I've had adoption much on my mind lately.
A few years ago, this wouldn't have been unusual. When Laney was new to me, I thought about it constantly because I felt not only unequal to the task of being a mother, I felt unworthy. This is probably true for all parents, since being someone's parent is a uniquely humbling experience. But I think it was aggravated for me after years of failing to get pregnant and, at least how I saw it, failing at being a woman. And I worried and worried that a failure like me was lacking the fundamental skills required for mothering.
But, finally, that fucked up mindtrip came to an end and I grew some confidence. Laney is my girl. She's mine until she grows up and then she's her own (but still a little bit mine, right?).
Which brings me to lately, in which my cousin's husband, Michael, has begun poking around Ancestry.com. This led to some emails among me and my cousins and my brother discussing my paternal great-grandfather, a fellow named Francis Patrick Nolan. I found myself very curious about old F.P. I wondered what kind of man he was and if he was funny, or quick-tempered, whether he was musical, whether he was mean. This curiosity left me curious about why I was so curious and what all this curiosity meant for my own kid. Curiouser and curiouser.
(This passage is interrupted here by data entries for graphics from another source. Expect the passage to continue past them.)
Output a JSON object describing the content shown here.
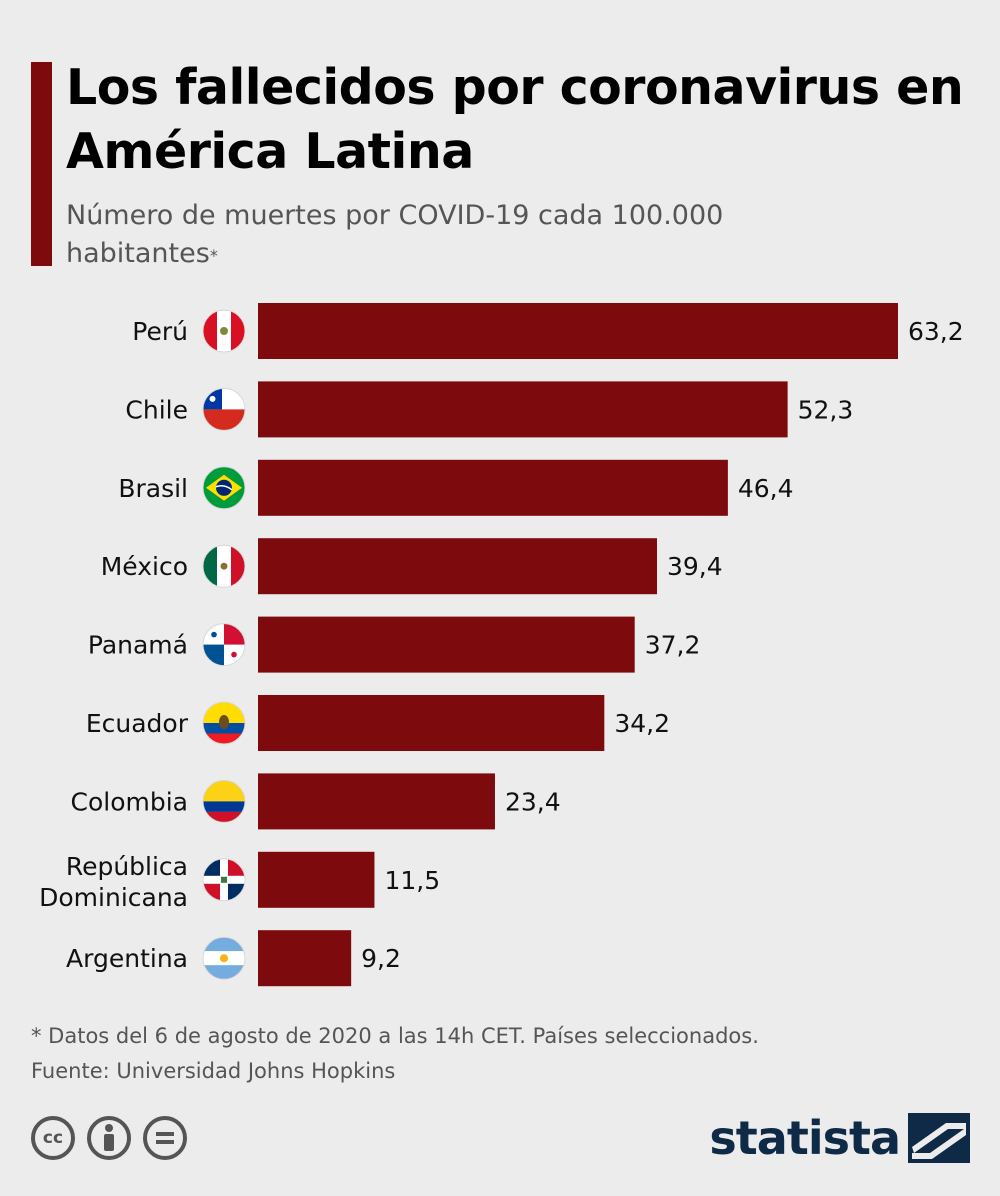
{
  "header": {
    "title": "Los fallecidos por coronavirus en América Latina",
    "subtitle": "Número de muertes por COVID-19 cada 100.000 habitantes",
    "subtitle_mark": "*"
  },
  "chart_data": {
    "type": "bar",
    "orientation": "horizontal",
    "title": "Los fallecidos por coronavirus en América Latina",
    "ylabel": "Número de muertes por COVID-19 cada 100.000 habitantes",
    "categories": [
      "Perú",
      "Chile",
      "Brasil",
      "México",
      "Panamá",
      "Ecuador",
      "Colombia",
      "República Dominicana",
      "Argentina"
    ],
    "category_lines": [
      [
        "Perú"
      ],
      [
        "Chile"
      ],
      [
        "Brasil"
      ],
      [
        "México"
      ],
      [
        "Panamá"
      ],
      [
        "Ecuador"
      ],
      [
        "Colombia"
      ],
      [
        "República",
        "Dominicana"
      ],
      [
        "Argentina"
      ]
    ],
    "values": [
      63.2,
      52.3,
      46.4,
      39.4,
      37.2,
      34.2,
      23.4,
      11.5,
      9.2
    ],
    "value_labels": [
      "63,2",
      "52,3",
      "46,4",
      "39,4",
      "37,2",
      "34,2",
      "23,4",
      "11,5",
      "9,2"
    ],
    "flags": [
      "peru-flag-icon",
      "chile-flag-icon",
      "brazil-flag-icon",
      "mexico-flag-icon",
      "panama-flag-icon",
      "ecuador-flag-icon",
      "colombia-flag-icon",
      "dominican-republic-flag-icon",
      "argentina-flag-icon"
    ],
    "xlim": [
      0,
      63.2
    ],
    "bar_color": "#7d0a0c"
  },
  "footer": {
    "note": "* Datos del 6 de agosto de 2020 a las 14h CET. Países seleccionados.",
    "source": "Fuente: Universidad Johns Hopkins",
    "license_icons": [
      "cc-icon",
      "attribution-icon",
      "no-derivatives-icon"
    ],
    "brand": "statista"
  },
  "colors": {
    "accent": "#7d0a0c",
    "background": "#ececec",
    "brand": "#0e2a47"
  }
}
Am I curious about F.P. because his blood runs through my veins? Or because he was my grandmother's father? I lean towards the latter. As my grandmother's father, he had a material effect on the woman she was; a complicated woman, hilarious and loving but also prone to a kind of coldness. She could be mean. She could be wonderful. It stands to reason that when confronted with the specters of her parents, I'd be curious about who they were, since the parents they were to their daughter informed the woman she was, the mother she was to my father, and so on and so on.
But there's that blood stuff too. The blood and the DNA that have been passed down for generations. Biology binds us to the ones that came before too, right?
I can't help but think that my father, whom she never knew, has had a much more significant impact on who she is than her biological grandfather, whom she may one day find. But that is a question of the past that'll be resolved in the future.
We'll have to wait and see if she'll be interested when her cousin's husband starts farting around on Ancestry.com. Will she want to know about my mother's father in the same way I'm curious about my grandmother's father? Will she want to know about him because that will help her to understand her own grandmother? Or will she, lacking any shared DNA, feel no connection to him at all?
There's no way to know until we know. The quality of having been adopted is not, after all, monolithic. Different adopted people have different relationships to their own adoption. For now, as I wonder about this stuff, I have to accept that it is what it is; which is a bit of tautological rhetoric loathed by some (like Laney's grandmother). But I think it's a convenient idiom: this is a situation over which I have no control. Laney will have to work out her own connection to the past. I'm blessedly, blissfully done with feeling like less of Laney's mother because of biology.
She is a curious kid, though. I wonder who she gets that from?